I’m in the (apparently pretty common) boat of having one of these beasts and debating whether to just leave the 8GB that shipped with it sitting on the desk. My starting point was
this set of BareFeats tests. Essentially if you have dual channel with either two (properly placed)
or four identical sticks, you get about 23GB/s. If you have mismatched dual-channel (properly placed but differently-sized sticks), you get about 19GB/s. If you install four sticks in the wrong order so you’re in single channel but have both banks available, you get about 13GB/s. Wrong order (single channel) with only two sticks is even lower, down around 10-12GB/s depending on brand.
So obviously matched sticks are best, but you take a
much bigger hit from running single channel than mismatched dual-channel; ~20% vs ~45%.
There is no practical situation where 72GB in single channel (or at lower clock speed) would be better than 64GB in dual channel.

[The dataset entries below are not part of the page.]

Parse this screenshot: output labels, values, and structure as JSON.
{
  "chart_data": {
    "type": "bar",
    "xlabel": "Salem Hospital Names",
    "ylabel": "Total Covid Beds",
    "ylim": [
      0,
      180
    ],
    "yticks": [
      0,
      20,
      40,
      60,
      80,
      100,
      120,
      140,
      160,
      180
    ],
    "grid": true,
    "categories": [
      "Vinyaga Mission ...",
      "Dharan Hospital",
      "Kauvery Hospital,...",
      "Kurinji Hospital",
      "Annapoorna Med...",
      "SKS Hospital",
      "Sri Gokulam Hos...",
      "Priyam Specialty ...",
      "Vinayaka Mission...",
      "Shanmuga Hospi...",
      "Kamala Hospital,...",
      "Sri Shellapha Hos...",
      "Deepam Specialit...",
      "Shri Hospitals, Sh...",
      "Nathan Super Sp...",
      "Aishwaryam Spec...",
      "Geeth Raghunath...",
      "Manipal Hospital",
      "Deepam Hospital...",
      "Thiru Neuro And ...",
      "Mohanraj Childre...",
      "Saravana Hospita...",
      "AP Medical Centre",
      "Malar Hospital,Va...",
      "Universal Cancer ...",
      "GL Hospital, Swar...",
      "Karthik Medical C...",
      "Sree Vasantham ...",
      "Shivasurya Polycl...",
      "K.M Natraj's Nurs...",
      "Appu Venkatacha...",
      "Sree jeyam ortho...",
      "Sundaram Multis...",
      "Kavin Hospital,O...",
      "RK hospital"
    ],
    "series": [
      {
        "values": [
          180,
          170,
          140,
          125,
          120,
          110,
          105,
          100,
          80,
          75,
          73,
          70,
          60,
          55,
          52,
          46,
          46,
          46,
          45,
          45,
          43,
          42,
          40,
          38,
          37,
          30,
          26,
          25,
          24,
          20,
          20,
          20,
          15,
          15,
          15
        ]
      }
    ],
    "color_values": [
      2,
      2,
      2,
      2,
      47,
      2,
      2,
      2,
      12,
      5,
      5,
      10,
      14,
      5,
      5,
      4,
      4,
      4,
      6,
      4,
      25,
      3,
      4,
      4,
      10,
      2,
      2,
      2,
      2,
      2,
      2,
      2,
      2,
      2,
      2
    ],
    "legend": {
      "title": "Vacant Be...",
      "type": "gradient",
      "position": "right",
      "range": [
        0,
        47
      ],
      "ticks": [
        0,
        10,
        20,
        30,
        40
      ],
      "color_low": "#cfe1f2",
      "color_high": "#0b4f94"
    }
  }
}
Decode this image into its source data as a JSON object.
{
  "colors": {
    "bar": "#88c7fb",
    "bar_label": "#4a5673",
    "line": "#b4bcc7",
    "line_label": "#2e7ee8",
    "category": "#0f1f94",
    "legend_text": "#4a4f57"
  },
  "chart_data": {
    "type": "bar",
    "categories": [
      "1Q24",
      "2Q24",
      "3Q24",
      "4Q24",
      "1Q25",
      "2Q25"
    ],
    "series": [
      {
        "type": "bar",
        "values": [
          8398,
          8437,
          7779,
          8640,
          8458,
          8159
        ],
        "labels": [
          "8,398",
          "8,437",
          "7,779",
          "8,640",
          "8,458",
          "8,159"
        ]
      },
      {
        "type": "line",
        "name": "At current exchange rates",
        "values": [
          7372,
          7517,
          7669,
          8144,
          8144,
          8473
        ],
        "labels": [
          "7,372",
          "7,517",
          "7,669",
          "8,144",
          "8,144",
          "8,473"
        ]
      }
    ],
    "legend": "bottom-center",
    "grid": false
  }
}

Maybe one could artificially contrive some such situation to prove a point, but not in realistic use.
I’m curious about the lower clock speed claims; I haven’t tested yet, but the 8GB stock RAM I pulled says 2666 right on it, so it seems like it shouldn’t reduce the bus speed, and the Barefeats test linked above shows essentially the same performance with 4-32-4-32 as with 3rd party (all 2666) 16-32-16-32.

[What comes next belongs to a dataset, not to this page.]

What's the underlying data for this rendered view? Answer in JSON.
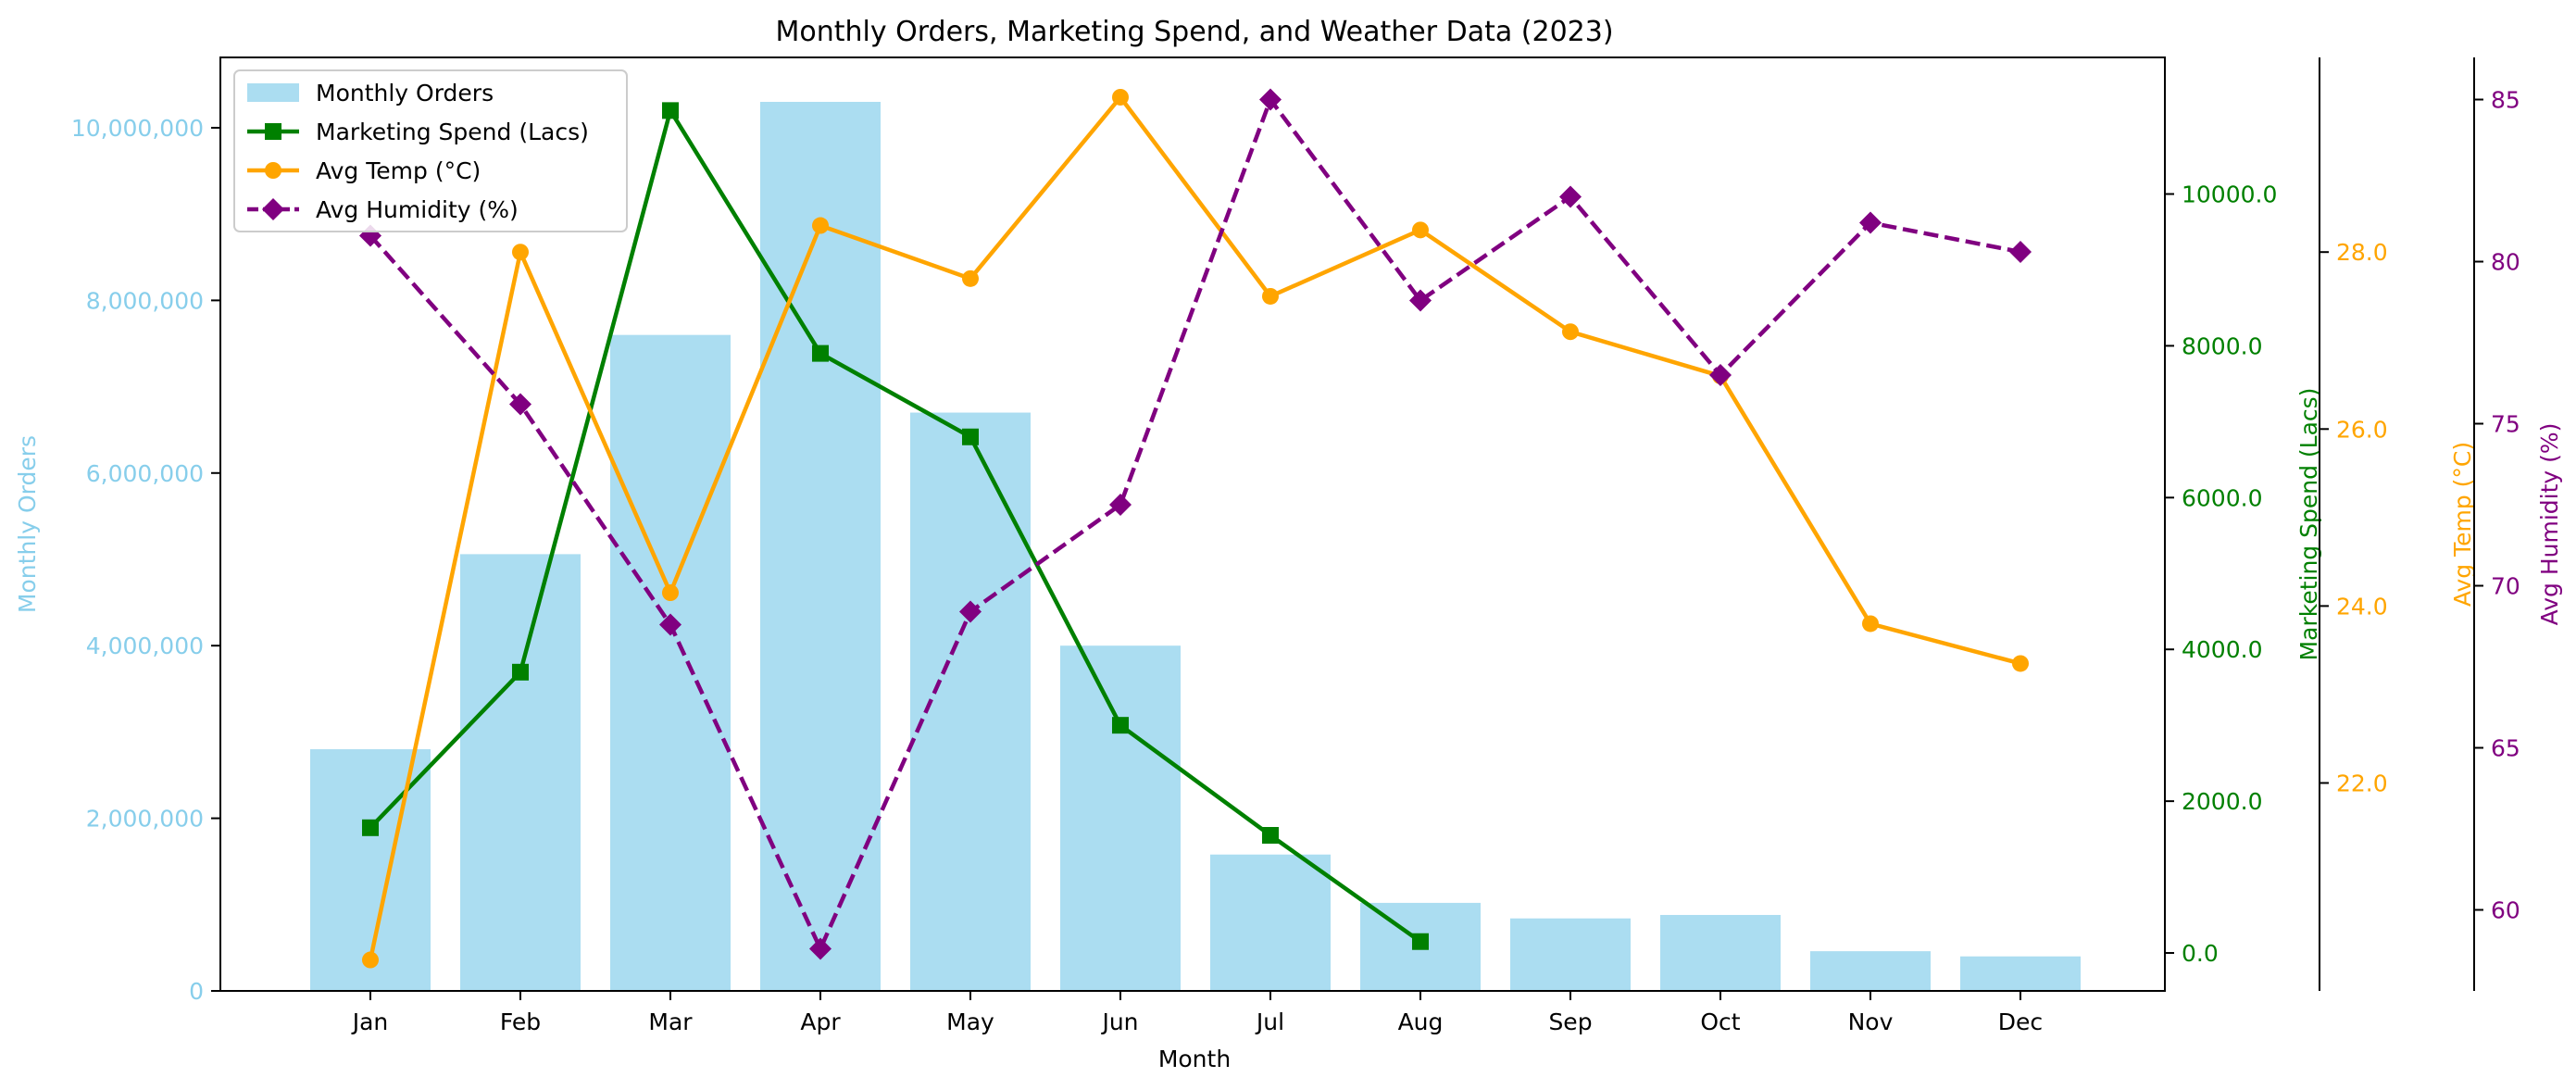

In any case, it seems pretty obvious that unless your use case involves needing exactly 70GB of physical RAM to avoid swapping you will on average come out ahead nearly all the time with the faster 64GB, but I guess I’m still left wondering, from a speculative standpoint, how much real-world impact a 20% hit in RAM throughput will
really have in day-to-day “general prosumer” computing.